Open Wide: ISU-Meridian dentists provide free dental care on Give Kids a Smile Day
February, 24, 2014
Most kids don’t mind missing a few hours of school. But for a visit to the dentist?
Sure, says 11-year-old Adam Rivera of Caldwell.
Feb. 18, Rivera spent about an hour at the Delta Dental of Idaho Dental Residency Clinic at Idaho State University-Meridian, 1311 E. Central Drive.
It was Give Kids a Smile Day, sponsored by the American Dental Association, and an opportunity to educate children, parents and grandparents about the importance of good dental health.
Participating youngsters received free dental examinations, teeth cleanings, X-rays, sealants, fillings, fluoride treatments and preventive care instruction.
ISU-Meridian dentists, hygienists and assistants dressed in costumes to show a visit to the dentist can be fun.
“To me, the most important thing is that they have a good, positive experience at the dental office and want to come back,” said dental assistant Gina Peel, who was dressed like the tooth fairy with wings and a halo.
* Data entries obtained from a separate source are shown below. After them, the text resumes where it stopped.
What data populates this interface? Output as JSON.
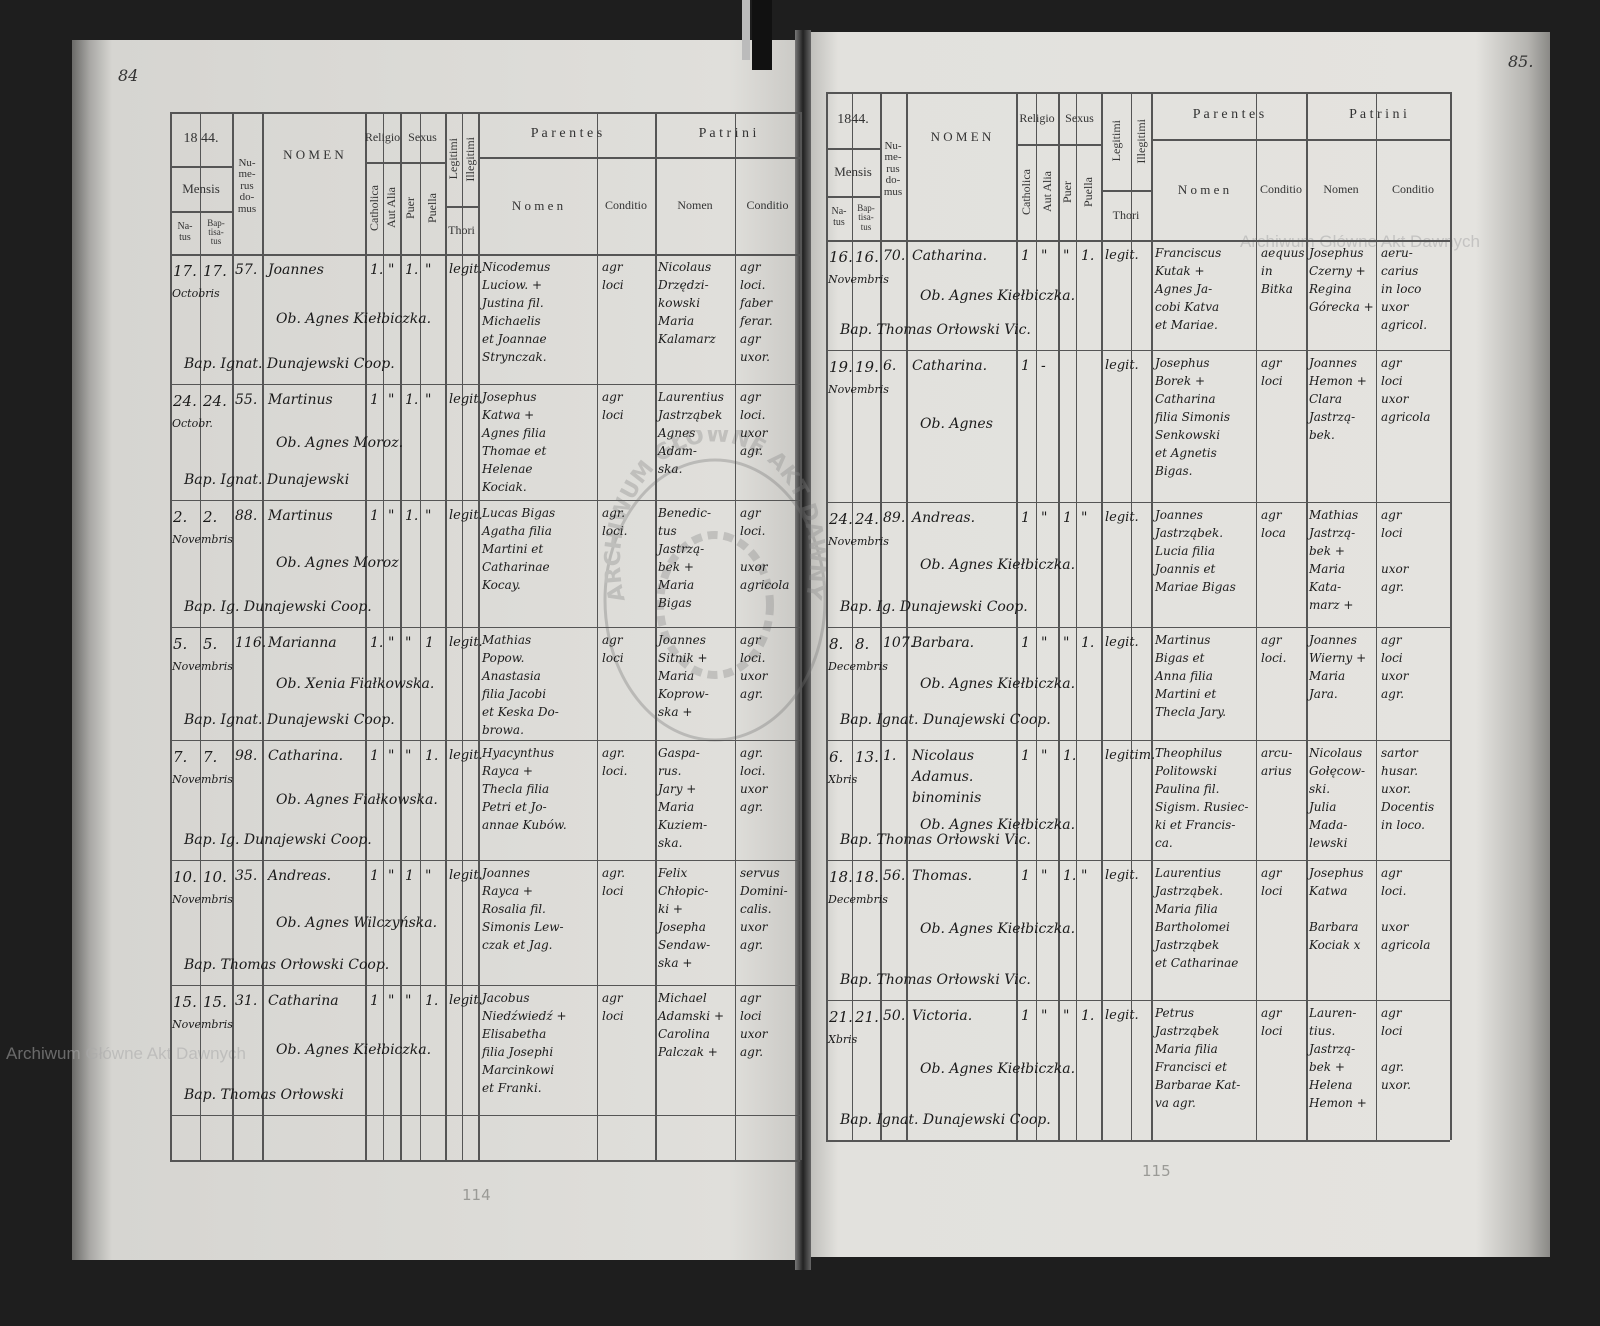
{
  "page_numbers": {
    "left": "84",
    "right": "85."
  },
  "pencil_numbers": {
    "left": "114",
    "right": "115"
  },
  "watermark": "Archiwum Główne Akt Dawnych",
  "stamp_text": "ARCHIWUM GŁÓWNE AKT DAWNYCH",
  "header": {
    "year_left": "18 44.",
    "year_right": "1844.",
    "mensis": "Mensis",
    "natus": "Na-\ntus",
    "baptisatus": "Bap-\ntisa-\ntus",
    "numerus_domus": "Nu-\nme-\nrus\ndo-\nmus",
    "nomen": "N O M E N",
    "religio": "Religio",
    "catholica": "Catholica",
    "aut_alia": "Aut Alia",
    "sexus": "Sexus",
    "puer": "Puer",
    "puella": "Puella",
    "legitimi": "Legitimi",
    "illegitimi": "Illegitimi",
    "thori": "Thori",
    "parentes": "P a r e n t e s",
    "parentes_nomen": "N o m e n",
    "parentes_conditio": "Conditio",
    "patrini": "P a t r i n i",
    "patrini_nomen": "Nomen",
    "patrini_conditio": "Conditio"
  },
  "left_entries": [
    {
      "natus": "17.",
      "baptisatus": "17.",
      "mensis": "Octobris",
      "domus": "57.",
      "nomen": "Joannes",
      "marks": [
        "1.",
        "\"",
        "1.",
        "\""
      ],
      "legit": "legit.",
      "obstetrix": "Ob. Agnes Kiełbiczka.",
      "baptizans": "Bap. Ignat. Dunajewski Coop.",
      "parentes": "Nicodemus\nLuciow. +\nJustina fil.\nMichaelis\net Joannae\nStrynczak.",
      "parentes_conditio": "agr\nloci",
      "patrini": "Nicolaus\nDrzędzi-\nkowski\nMaria\nKalamarz",
      "patrini_conditio": "agr\nloci.\nfaber\nferar.\nagr\nuxor."
    },
    {
      "natus": "24.",
      "baptisatus": "24.",
      "mensis": "Octobr.",
      "domus": "55.",
      "nomen": "Martinus",
      "marks": [
        "1",
        "\"",
        "1.",
        "\""
      ],
      "legit": "legit.",
      "obstetrix": "Ob. Agnes Moroz.",
      "baptizans": "Bap. Ignat. Dunajewski",
      "parentes": "Josephus\nKatwa +\nAgnes filia\nThomae et\nHelenae\nKociak.",
      "parentes_conditio": "agr\nloci",
      "patrini": "Laurentius\nJastrząbek\nAgnes\nAdam-\nska.",
      "patrini_conditio": "agr\nloci.\nuxor\nagr."
    },
    {
      "natus": "2.",
      "baptisatus": "2.",
      "mensis": "Novembris",
      "domus": "88.",
      "nomen": "Martinus",
      "marks": [
        "1",
        "\"",
        "1.",
        "\""
      ],
      "legit": "legit.",
      "obstetrix": "Ob. Agnes Moroz",
      "baptizans": "Bap. Ig. Dunajewski Coop.",
      "parentes": "Lucas Bigas\nAgatha filia\nMartini et\nCatharinae\nKocay.",
      "parentes_conditio": "agr.\nloci.",
      "patrini": "Benedic-\ntus\nJastrzą-\nbek +\nMaria\nBigas",
      "patrini_conditio": "agr\nloci.\n\nuxor\nagricola"
    },
    {
      "natus": "5.",
      "baptisatus": "5.",
      "mensis": "Novembris",
      "domus": "116.",
      "nomen": "Marianna",
      "marks": [
        "1.",
        "\"",
        "\"",
        "1"
      ],
      "legit": "legit.",
      "obstetrix": "Ob. Xenia Fiałkowska.",
      "baptizans": "Bap. Ignat. Dunajewski Coop.",
      "parentes": "Mathias\nPopow.\nAnastasia\nfilia Jacobi\net Keska Do-\nbrowa.",
      "parentes_conditio": "agr\nloci",
      "patrini": "Joannes\nSitnik +\nMaria\nKoprow-\nska +",
      "patrini_conditio": "agr\nloci.\nuxor\nagr."
    },
    {
      "natus": "7.",
      "baptisatus": "7.",
      "mensis": "Novembris",
      "domus": "98.",
      "nomen": "Catharina.",
      "marks": [
        "1",
        "\"",
        "\"",
        "1."
      ],
      "legit": "legit.",
      "obstetrix": "Ob. Agnes Fiałkowska.",
      "baptizans": "Bap. Ig. Dunajewski Coop.",
      "parentes": "Hyacynthus\nRayca +\nThecla filia\nPetri et Jo-\nannae Kubów.",
      "parentes_conditio": "agr.\nloci.",
      "patrini": "Gaspa-\nrus.\nJary +\nMaria\nKuziem-\nska.",
      "patrini_conditio": "agr.\nloci.\nuxor\nagr."
    },
    {
      "natus": "10.",
      "baptisatus": "10.",
      "mensis": "Novembris",
      "domus": "35.",
      "nomen": "Andreas.",
      "marks": [
        "1",
        "\"",
        "1",
        "\""
      ],
      "legit": "legit.",
      "obstetrix": "Ob. Agnes Wilczyńska.",
      "baptizans": "Bap. Thomas Orłowski Coop.",
      "parentes": "Joannes\nRayca +\nRosalia fil.\nSimonis Lew-\nczak et Jag.",
      "parentes_conditio": "agr.\nloci",
      "patrini": "Felix\nChłopic-\nki +\nJosepha\nSendaw-\nska +",
      "patrini_conditio": "servus\nDomini-\ncalis.\nuxor\nagr."
    },
    {
      "natus": "15.",
      "baptisatus": "15.",
      "mensis": "Novembris",
      "domus": "31.",
      "nomen": "Catharina",
      "marks": [
        "1",
        "\"",
        "\"",
        "1."
      ],
      "legit": "legit.",
      "obstetrix": "Ob. Agnes Kiełbiczka.",
      "baptizans": "Bap. Thomas Orłowski",
      "parentes": "Jacobus\nNiedźwiedź +\nElisabetha\nfilia Josephi\nMarcinkowi\net Franki.",
      "parentes_conditio": "agr\nloci",
      "patrini": "Michael\nAdamski +\nCarolina\nPalczak +",
      "patrini_conditio": "agr\nloci\nuxor\nagr."
    }
  ],
  "right_entries": [
    {
      "natus": "16.",
      "baptisatus": "16.",
      "mensis": "Novembris",
      "domus": "70.",
      "nomen": "Catharina.",
      "marks": [
        "1",
        "\"",
        "\"",
        "1."
      ],
      "legit": "legit.",
      "obstetrix": "Ob. Agnes Kiełbiczka.",
      "baptizans": "Bap. Thomas Orłowski Vic.",
      "parentes": "Franciscus\nKutak +\nAgnes Ja-\ncobi Katva\net Mariae.",
      "parentes_conditio": "aequus\nin\nBitka",
      "patrini": "Josephus\nCzerny +\nRegina\nGórecka +",
      "patrini_conditio": "aeru-\ncarius\nin loco\nuxor\nagricol."
    },
    {
      "natus": "19.",
      "baptisatus": "19.",
      "mensis": "Novembris",
      "domus": "6.",
      "nomen": "Catharina.",
      "marks": [
        "1",
        "-",
        "",
        ""
      ],
      "legit": "legit.",
      "obstetrix": "Ob. Agnes",
      "baptizans": "",
      "parentes": "Josephus\nBorek +\nCatharina\nfilia Simonis\nSenkowski\net Agnetis\nBigas.",
      "parentes_conditio": "agr\nloci",
      "patrini": "Joannes\nHemon +\nClara\nJastrzą-\nbek.",
      "patrini_conditio": "agr\nloci\nuxor\nagricola"
    },
    {
      "natus": "24.",
      "baptisatus": "24.",
      "mensis": "Novembris",
      "domus": "89.",
      "nomen": "Andreas.",
      "marks": [
        "1",
        "\"",
        "1",
        "\""
      ],
      "legit": "legit.",
      "obstetrix": "Ob. Agnes Kiełbiczka.",
      "baptizans": "Bap. Ig. Dunajewski Coop.",
      "parentes": "Joannes\nJastrząbek.\nLucia filia\nJoannis et\nMariae Bigas",
      "parentes_conditio": "agr\nloca",
      "patrini": "Mathias\nJastrzą-\nbek +\nMaria\nKata-\nmarz +",
      "patrini_conditio": "agr\nloci\n\nuxor\nagr."
    },
    {
      "natus": "8.",
      "baptisatus": "8.",
      "mensis": "Decembris",
      "domus": "107.",
      "nomen": "Barbara.",
      "marks": [
        "1",
        "\"",
        "\"",
        "1."
      ],
      "legit": "legit.",
      "obstetrix": "Ob. Agnes Kiełbiczka.",
      "baptizans": "Bap. Ignat. Dunajewski Coop.",
      "parentes": "Martinus\nBigas et\nAnna filia\nMartini et\nThecla Jary.",
      "parentes_conditio": "agr\nloci.",
      "patrini": "Joannes\nWierny +\nMaria\nJara.",
      "patrini_conditio": "agr\nloci\nuxor\nagr."
    },
    {
      "natus": "6.",
      "baptisatus": "13.",
      "mensis": "Xbris",
      "domus": "1.",
      "nomen": "Nicolaus\nAdamus.\nbinominis",
      "marks": [
        "1",
        "\"",
        "1.",
        ""
      ],
      "legit": "legitim.",
      "obstetrix": "Ob. Agnes Kiełbiczka.",
      "baptizans": "Bap. Thomas Orłowski Vic.",
      "parentes": "Theophilus\nPolitowski\nPaulina fil.\nSigism. Rusiec-\nki et Francis-\nca.",
      "parentes_conditio": "arcu-\narius",
      "patrini": "Nicolaus\nGołęcow-\nski.\nJulia\nMada-\nlewski",
      "patrini_conditio": "sartor\nhusar.\nuxor.\nDocentis\nin loco."
    },
    {
      "natus": "18.",
      "baptisatus": "18.",
      "mensis": "Decembris",
      "domus": "56.",
      "nomen": "Thomas.",
      "marks": [
        "1",
        "\"",
        "1.",
        "\""
      ],
      "legit": "legit.",
      "obstetrix": "Ob. Agnes Kiełbiczka.",
      "baptizans": "Bap. Thomas Orłowski Vic.",
      "parentes": "Laurentius\nJastrząbek.\nMaria filia\nBartholomei\nJastrząbek\net Catharinae",
      "parentes_conditio": "agr\nloci",
      "patrini": "Josephus\nKatwa\n\nBarbara\nKociak x",
      "patrini_conditio": "agr\nloci.\n\nuxor\nagricola"
    },
    {
      "natus": "21.",
      "baptisatus": "21.",
      "mensis": "Xbris",
      "domus": "50.",
      "nomen": "Victoria.",
      "marks": [
        "1",
        "\"",
        "\"",
        "1."
      ],
      "legit": "legit.",
      "obstetrix": "Ob. Agnes Kiełbiczka.",
      "baptizans": "Bap. Ignat. Dunajewski Coop.",
      "parentes": "Petrus\nJastrząbek\nMaria filia\nFrancisci et\nBarbarae Kat-\nva agr.",
      "parentes_conditio": "agr\nloci",
      "patrini": "Lauren-\ntius.\nJastrzą-\nbek +\nHelena\nHemon +",
      "patrini_conditio": "agr\nloci\n\nagr.\nuxor."
    }
  ]
}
Rivera enjoyed his morning. During his exam, the fifth-grader discussed his favorite Harry Potter books with dentist Katherine Divine, who was wearing bunny ears. The two viewed his X-rays on a computer screen.
“Pretty cool, uh?” said Dr. Divine.
Rivera said the exam didn’t hurt a bit and takes his dental care seriously. “I brush twice a day. Getting food stuck in your teeth is gross,” he said.
Dr. Divine said she loves the educational aspect of Give Kids a Smile Day and the opportunity to give back to the community. She stresses the importance of good home care for children who can’t visit the dentist regularly—that includes brushing and flossing twice a day using fluoride toothpaste and limiting intake of sugary foods, including sports drinks.
The ADA recommends using a “tiny smear” of fluoride toothpaste on baby teeth as soon as they erupt and a “pea-size” amount for children 3 and older. See photos here.
Rivera’s grandmother, Loree Hilton, was thrilled with the services. “This is a godsend,” she said. “Good dental care is vital to self-esteem and overall health.”
The Meridian clinic provided more than $13,000 in free services and treated 32 children on Give Kids a Smile Day.
Dental disease is second only to the common cold in prevalence among children, according to the ADA. Pain from untreated dental disease makes it difficult for children to eat, sleep and pay attention in school.